What is congenital strabismus?
Before commenting on what congenital strabismus is, keep in mind that strabismus can be classified in relation to several factors:
- depending on the age of appearance, being able to be congenital or acquired,
- based on the disposition of the deviated eye,
- according to the frequency of appearance,
- by alternating between one eye and the other.
If something characterizes one of them, it is the need for early treatment. We refer to congenital strabismus or also called infant or child. True to our philosophy of preventive medicine, we want to mention the characteristics of this type of deviation and that it is so associated with the youngest patients in our practice.
It is important not to confuse congenital strabismus, whose aforementioned characteristic is the need to be treated early, with other types of strabismus whose early appearance also occurs before 8 months of age. In any case, and under suspicion of strabismus that the parents or the school may have, it will be a reason to carry out an ophthalmological examination regardless of age.
Congenital strabismus is a type of convergent ocular deviation or what we call esotropia. It is observed how the eye is deviated towards the nasal side (nose), that is, inwards. Normally the deviation is of a wide angle not less than 40 prismatic diopters and constant, where the eye will usually have difficulty abducting (moving the eye outwards). In many cases it is accompanied by a vertical type deviation, torticollis and/or nystagmus.
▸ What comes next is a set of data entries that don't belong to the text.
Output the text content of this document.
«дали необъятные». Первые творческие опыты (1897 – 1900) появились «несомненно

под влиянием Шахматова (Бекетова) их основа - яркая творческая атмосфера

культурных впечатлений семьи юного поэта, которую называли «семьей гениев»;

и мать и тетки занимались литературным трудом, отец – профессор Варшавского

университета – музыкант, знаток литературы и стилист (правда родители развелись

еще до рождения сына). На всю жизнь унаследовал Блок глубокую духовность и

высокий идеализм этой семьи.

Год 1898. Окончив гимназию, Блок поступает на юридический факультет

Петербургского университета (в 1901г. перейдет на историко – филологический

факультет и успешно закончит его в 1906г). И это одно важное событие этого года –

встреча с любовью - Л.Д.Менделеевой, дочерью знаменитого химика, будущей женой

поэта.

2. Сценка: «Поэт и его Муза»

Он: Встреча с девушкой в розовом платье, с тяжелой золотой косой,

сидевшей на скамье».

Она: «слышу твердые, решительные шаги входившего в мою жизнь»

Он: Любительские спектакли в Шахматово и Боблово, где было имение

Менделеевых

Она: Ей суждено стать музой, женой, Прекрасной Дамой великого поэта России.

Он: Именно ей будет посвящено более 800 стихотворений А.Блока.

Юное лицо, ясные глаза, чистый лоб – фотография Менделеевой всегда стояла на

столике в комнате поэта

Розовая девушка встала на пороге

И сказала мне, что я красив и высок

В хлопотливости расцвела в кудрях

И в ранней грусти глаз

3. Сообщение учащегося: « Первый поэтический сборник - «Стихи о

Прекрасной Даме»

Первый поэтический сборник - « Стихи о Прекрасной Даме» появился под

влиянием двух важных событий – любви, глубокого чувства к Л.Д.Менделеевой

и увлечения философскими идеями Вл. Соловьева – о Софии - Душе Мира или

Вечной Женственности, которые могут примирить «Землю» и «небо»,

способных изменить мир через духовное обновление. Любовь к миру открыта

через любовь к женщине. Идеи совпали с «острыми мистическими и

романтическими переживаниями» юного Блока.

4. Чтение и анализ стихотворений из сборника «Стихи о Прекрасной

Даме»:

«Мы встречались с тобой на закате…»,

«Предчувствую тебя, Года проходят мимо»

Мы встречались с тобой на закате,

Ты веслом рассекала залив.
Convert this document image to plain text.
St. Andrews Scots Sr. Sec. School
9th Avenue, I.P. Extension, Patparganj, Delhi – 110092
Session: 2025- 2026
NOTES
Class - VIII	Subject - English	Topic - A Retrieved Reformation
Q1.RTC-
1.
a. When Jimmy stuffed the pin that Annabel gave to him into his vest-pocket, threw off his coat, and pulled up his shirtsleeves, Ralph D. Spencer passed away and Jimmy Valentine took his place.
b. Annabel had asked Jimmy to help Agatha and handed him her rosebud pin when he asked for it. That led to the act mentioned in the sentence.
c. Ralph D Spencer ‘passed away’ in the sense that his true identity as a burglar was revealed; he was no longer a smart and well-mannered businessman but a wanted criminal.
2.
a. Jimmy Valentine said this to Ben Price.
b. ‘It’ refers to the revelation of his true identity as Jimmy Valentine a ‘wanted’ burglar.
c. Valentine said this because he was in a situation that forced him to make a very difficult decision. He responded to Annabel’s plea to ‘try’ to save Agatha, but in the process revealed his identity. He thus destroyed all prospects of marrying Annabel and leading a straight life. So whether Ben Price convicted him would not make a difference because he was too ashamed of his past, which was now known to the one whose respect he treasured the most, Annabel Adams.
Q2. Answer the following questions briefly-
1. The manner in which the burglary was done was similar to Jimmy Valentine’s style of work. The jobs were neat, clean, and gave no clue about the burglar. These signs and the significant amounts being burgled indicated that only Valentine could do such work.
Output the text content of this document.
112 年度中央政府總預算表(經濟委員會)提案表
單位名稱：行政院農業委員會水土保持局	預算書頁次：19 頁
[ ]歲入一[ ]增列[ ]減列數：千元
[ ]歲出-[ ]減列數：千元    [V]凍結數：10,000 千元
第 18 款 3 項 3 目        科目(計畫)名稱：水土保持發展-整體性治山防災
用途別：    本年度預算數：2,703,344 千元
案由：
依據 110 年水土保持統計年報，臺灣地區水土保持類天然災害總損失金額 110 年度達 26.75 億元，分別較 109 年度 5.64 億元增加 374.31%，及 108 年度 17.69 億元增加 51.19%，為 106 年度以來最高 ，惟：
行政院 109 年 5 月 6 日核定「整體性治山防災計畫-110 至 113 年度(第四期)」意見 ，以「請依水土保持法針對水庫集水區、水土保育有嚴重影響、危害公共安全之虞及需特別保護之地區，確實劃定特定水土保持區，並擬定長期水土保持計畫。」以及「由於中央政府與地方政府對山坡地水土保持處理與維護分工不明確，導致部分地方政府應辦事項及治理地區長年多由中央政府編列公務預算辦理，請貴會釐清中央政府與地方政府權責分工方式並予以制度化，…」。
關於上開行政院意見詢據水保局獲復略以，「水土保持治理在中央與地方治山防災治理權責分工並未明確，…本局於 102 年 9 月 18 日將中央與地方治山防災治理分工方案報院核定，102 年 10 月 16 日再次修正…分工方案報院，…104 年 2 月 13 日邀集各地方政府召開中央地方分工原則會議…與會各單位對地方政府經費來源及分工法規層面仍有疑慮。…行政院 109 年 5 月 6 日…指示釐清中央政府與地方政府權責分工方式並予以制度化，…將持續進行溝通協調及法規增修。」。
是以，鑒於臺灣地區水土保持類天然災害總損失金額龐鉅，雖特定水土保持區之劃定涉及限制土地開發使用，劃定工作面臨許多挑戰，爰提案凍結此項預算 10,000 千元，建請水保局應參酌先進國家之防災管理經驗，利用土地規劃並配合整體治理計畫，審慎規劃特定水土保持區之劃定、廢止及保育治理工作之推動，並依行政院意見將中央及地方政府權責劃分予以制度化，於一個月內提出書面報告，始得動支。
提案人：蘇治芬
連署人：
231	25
Given the child’s age and lack of ability to cooperate, the Hirschberg test and eye tracking study carried out with an ophthalmoscope torch are very useful when making a diagnosis. An electrophysiological study (for evoked visual potentials) is also recommended to identify asymmetrical vision. In each case, organic conditions will need to be ruled out through a dilated fundus examination.
Although the origin and cause of strabismus is still a matter for debate, experts agree that it can appear during the first 4 months after birth, although it is more evident from 6 months onwards. Patients that have developmental alterations or that were born prematurely may show this type of ocular deviation, and a family history of strabismus could also be a factor.
Treatment of congenital strabismus
The refraction in the child’s eye must be studied, using cycloplegic or atropine drops, before beginning treatment with optical correction, if necessary. Early surgical intervention is normally advised to correct the deviation. The objectives are both aesthetic and functional, trying to improve binocular vision and help the patient’s vision develop as soon as possible. The treatment will help the child in the future stages of learning that await him or her.